In the last stanza you return to this image with "we point in awe as the mad men we are..." I don't think it works as well here, because it suddenly made the narrator and all the children male, which is not how I had been experiencing the poem up to that point. Can you think of somethink else "mad" rather then "men"?
 
Sapphire_O said:
Do you always want punctuation in poems, or is that comment unique to this poem?

: ) - that's just me... as you can tell by reading threads round here, ideas vary on absolutely everything. but, i have come to realize that things tend to flow better for the reader if you note where to take a breath or where to pull a hard stop as you move on to another thought.

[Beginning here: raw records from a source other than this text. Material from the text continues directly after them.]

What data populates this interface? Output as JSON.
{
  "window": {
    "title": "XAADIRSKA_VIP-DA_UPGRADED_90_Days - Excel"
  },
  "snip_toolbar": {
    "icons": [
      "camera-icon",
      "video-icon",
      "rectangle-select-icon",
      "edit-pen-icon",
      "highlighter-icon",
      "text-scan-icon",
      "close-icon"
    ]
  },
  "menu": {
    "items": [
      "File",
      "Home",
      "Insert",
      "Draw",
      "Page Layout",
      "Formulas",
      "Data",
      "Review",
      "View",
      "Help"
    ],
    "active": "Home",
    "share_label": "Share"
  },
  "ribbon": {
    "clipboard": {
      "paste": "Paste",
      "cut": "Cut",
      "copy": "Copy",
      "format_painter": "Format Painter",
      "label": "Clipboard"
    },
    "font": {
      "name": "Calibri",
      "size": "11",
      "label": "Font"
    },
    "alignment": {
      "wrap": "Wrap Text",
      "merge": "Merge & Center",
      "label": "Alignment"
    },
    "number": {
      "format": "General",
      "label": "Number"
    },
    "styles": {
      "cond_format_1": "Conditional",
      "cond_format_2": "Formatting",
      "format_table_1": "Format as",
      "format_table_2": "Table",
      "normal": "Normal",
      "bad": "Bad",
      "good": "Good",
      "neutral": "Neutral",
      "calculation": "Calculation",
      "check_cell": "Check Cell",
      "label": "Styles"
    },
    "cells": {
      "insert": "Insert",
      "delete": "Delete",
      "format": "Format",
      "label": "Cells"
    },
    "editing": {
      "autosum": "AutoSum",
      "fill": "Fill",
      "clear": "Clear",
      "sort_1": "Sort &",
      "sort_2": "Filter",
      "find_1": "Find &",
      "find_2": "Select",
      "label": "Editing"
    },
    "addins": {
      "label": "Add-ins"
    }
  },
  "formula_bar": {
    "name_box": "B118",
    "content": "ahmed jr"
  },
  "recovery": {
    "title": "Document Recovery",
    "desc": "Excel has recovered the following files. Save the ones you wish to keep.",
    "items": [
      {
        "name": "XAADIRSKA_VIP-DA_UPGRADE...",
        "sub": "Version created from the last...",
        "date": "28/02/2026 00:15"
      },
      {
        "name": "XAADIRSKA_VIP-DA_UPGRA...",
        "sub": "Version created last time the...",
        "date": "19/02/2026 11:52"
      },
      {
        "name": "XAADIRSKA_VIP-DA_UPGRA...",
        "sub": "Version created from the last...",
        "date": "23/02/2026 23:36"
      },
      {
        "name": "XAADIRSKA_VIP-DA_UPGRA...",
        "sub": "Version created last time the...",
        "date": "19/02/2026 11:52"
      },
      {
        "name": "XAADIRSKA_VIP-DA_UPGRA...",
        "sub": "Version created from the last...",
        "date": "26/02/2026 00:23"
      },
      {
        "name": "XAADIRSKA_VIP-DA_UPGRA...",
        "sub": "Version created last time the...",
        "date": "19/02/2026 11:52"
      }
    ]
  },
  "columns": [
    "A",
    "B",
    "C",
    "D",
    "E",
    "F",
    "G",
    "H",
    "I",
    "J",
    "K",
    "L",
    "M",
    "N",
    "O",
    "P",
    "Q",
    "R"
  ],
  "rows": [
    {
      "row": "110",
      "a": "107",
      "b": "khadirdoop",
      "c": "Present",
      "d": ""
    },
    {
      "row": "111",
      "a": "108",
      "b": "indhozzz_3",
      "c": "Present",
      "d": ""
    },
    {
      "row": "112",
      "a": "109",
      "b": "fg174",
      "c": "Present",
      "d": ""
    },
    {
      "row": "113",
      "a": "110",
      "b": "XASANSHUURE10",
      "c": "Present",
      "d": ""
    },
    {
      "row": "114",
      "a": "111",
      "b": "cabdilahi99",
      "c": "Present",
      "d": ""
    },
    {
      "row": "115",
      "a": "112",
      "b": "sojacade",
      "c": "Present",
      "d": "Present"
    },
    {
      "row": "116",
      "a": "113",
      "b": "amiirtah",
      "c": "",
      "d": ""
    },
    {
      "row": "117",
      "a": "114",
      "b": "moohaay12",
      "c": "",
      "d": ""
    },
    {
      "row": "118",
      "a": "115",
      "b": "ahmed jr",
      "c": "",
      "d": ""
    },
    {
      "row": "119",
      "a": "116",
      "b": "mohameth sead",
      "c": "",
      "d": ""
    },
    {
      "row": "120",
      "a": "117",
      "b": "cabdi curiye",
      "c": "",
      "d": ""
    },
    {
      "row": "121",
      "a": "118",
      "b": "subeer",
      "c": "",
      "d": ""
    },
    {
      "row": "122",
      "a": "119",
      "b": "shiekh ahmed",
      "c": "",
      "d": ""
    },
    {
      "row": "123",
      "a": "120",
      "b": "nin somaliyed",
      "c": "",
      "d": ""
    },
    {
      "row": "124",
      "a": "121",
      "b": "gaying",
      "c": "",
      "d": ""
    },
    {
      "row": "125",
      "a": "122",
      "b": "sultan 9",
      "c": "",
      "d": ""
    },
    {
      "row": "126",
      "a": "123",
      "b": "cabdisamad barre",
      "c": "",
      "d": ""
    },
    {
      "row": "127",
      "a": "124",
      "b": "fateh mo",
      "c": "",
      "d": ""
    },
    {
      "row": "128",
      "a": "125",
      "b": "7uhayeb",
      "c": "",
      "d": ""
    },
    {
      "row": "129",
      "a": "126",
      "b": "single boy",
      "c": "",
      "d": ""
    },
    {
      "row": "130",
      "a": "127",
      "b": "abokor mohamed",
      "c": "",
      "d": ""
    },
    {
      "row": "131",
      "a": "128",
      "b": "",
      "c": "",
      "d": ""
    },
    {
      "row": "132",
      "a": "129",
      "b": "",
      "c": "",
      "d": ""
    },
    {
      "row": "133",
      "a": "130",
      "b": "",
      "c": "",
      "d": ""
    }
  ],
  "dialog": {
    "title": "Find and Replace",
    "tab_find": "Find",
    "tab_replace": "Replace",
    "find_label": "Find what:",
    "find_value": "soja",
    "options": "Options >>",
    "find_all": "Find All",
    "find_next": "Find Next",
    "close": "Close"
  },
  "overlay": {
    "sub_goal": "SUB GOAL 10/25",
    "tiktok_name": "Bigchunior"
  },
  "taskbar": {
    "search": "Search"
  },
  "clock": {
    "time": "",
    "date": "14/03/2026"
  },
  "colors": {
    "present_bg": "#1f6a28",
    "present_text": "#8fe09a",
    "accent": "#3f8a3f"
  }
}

hope that helps explain my logic. --j
 
Sapphire_O said:
Hi. I thought the imagery and rhythm of the poem were very pretty and served the story well. It seems to be begging for the prose poetry form though -- have you considered it?

My favourite moment is "as the howl of a an exultant mad man slipped dad’s lips
then echoed back over the water, off the back of that lone dark cove,
shaking off Earth’s bonds to float, ." Very powerful imagery that totally clicked with me.

In the last stanza you return to this image with "we point in awe as the mad men we are..." I don't think it works as well here, because it suddenly made the narrator and all the children male, which is not how I had been experiencing the poem up to that point. Can you think of somethink else "mad" rather then "men"?

prose poetry... i started on a huge learning curve last year and will eventually figure out things like that. thanks for the tip.

funny, i pondered that 'men' decision for a while. yeah... i get that 'men' seems male but 'men' could be a universal signifier of human here - which was what i was sort-of going for. hmmm, 'mad mixed gender group' seems a bit funky - hardy har har... : )

i was worried that the bit about 'shaking off Earth’s bonds to float' was WAY too cliche - i seem to be a walking one of those sometimes... : )

(((Thank You So Much))) for reviewing this poem for me and letting me know your thoughts.